The 17° inclination also had the lowest water cost (0.4 $/m³), and it is much more economical and sustainable than annually optimized (28°) and winter-optimized (47°) inclinations and conventional diesel pumping systems. The demand-oriented design concept, which focused on matching energy production to crop water demand during peak periods, proved to be technically more advanced and economical than an average annually optimum solution. This article highlights the need for site-specific, demand-based design approaches for agricultural SWPS and proposes a platform to enhance food and water security in water-scarce nations with a reduced carbon footprint.

Proposed future work

Future research on Solar Water Pumping Systems (SWPS) will focus on more realism, stability, and evaluation. A key area is more sophisticated system dynamics analysis to model various aquifer parameters, pumping effects, and hydraulic losses at transient flow conditions, leading to better performance predictions.

A thorough techno-economic analysis is also necessary.

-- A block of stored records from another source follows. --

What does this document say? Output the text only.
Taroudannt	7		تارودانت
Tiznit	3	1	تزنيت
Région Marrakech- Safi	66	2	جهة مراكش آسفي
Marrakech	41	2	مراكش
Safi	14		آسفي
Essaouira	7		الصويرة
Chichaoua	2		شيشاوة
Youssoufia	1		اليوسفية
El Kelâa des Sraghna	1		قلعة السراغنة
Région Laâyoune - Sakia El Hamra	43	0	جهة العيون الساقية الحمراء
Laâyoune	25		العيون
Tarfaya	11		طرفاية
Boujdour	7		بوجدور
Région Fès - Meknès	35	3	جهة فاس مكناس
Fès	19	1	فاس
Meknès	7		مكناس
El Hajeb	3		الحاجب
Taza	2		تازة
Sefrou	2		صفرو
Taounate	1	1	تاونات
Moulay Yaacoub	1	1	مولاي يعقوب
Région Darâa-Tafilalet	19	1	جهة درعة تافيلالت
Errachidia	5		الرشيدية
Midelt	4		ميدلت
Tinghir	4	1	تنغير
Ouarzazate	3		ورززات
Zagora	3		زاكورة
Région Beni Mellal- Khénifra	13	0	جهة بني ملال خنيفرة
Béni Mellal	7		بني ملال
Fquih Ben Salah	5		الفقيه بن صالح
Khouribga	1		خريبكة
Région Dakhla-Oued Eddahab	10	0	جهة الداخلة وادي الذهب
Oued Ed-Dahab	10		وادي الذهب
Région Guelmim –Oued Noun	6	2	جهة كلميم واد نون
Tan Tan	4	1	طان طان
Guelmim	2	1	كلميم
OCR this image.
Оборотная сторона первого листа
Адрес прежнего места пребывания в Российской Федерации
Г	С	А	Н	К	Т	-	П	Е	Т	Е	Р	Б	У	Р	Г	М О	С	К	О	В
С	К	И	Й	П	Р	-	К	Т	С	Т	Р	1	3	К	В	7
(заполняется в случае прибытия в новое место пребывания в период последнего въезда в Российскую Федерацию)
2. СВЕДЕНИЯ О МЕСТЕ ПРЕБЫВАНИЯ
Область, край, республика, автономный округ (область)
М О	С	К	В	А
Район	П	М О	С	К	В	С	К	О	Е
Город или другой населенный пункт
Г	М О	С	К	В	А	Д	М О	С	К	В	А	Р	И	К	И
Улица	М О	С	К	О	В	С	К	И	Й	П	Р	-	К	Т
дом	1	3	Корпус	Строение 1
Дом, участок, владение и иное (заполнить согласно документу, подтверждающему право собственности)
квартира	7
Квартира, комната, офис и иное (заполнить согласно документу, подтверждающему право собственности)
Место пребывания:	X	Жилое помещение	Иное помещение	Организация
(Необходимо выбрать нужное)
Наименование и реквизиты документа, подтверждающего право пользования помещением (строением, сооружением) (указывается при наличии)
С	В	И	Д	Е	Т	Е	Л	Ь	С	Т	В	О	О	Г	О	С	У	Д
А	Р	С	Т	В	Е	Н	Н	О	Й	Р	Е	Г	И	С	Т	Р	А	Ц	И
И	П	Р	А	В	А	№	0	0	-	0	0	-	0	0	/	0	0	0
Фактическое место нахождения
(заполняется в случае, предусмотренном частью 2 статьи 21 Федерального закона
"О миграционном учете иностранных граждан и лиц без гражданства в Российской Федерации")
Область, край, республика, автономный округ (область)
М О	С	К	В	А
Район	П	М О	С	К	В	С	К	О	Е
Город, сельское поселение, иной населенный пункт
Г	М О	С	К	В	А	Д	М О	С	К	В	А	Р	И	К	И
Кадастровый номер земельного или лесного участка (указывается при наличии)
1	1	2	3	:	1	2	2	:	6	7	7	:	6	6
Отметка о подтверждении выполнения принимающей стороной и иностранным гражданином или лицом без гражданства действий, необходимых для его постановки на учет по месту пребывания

This entails a thorough comparative analysis of fixed-tilt and tracker systems based on a more premium Levelized Cost of Water (LCOW) calculation, particularly for desalination. Moreover, a techno-economic analysis of hybrid PV-battery-pump systems versus the existing PV-water tank pump system will examine costs, complexity, and efficiency for farm scales to improve autonomy and reduce losses. Integration of a backup system for 100% reliability will also be considered. Long-duration field monitoring at diverse locations, such as Baghdad, is necessary to achieve extended experimental verification for obtaining empirical information to enhance model development and improved prediction tools. Subsequent studies will continue to refine the tilt angle for larger sets of crops with diverse seasonal water demand, beyond single-crop profiles. A full Life Cycle Assessment (LCA) will take into account more than CO₂ release by also covering water footprint, land use, and material depletion. This expanded LCA, combined with a worldwide economic analysis that also incorporates government subsidies and carbon credits, will represent an even more complete picture of economic and environmental incentives. Dynamic economic sensitivity analysis will forecast the impact of future anticipated changes to PV device cost, fuel cost, discount rate, and inflation and greatly increase awareness and value to sustainable agriculture of SWPS applications.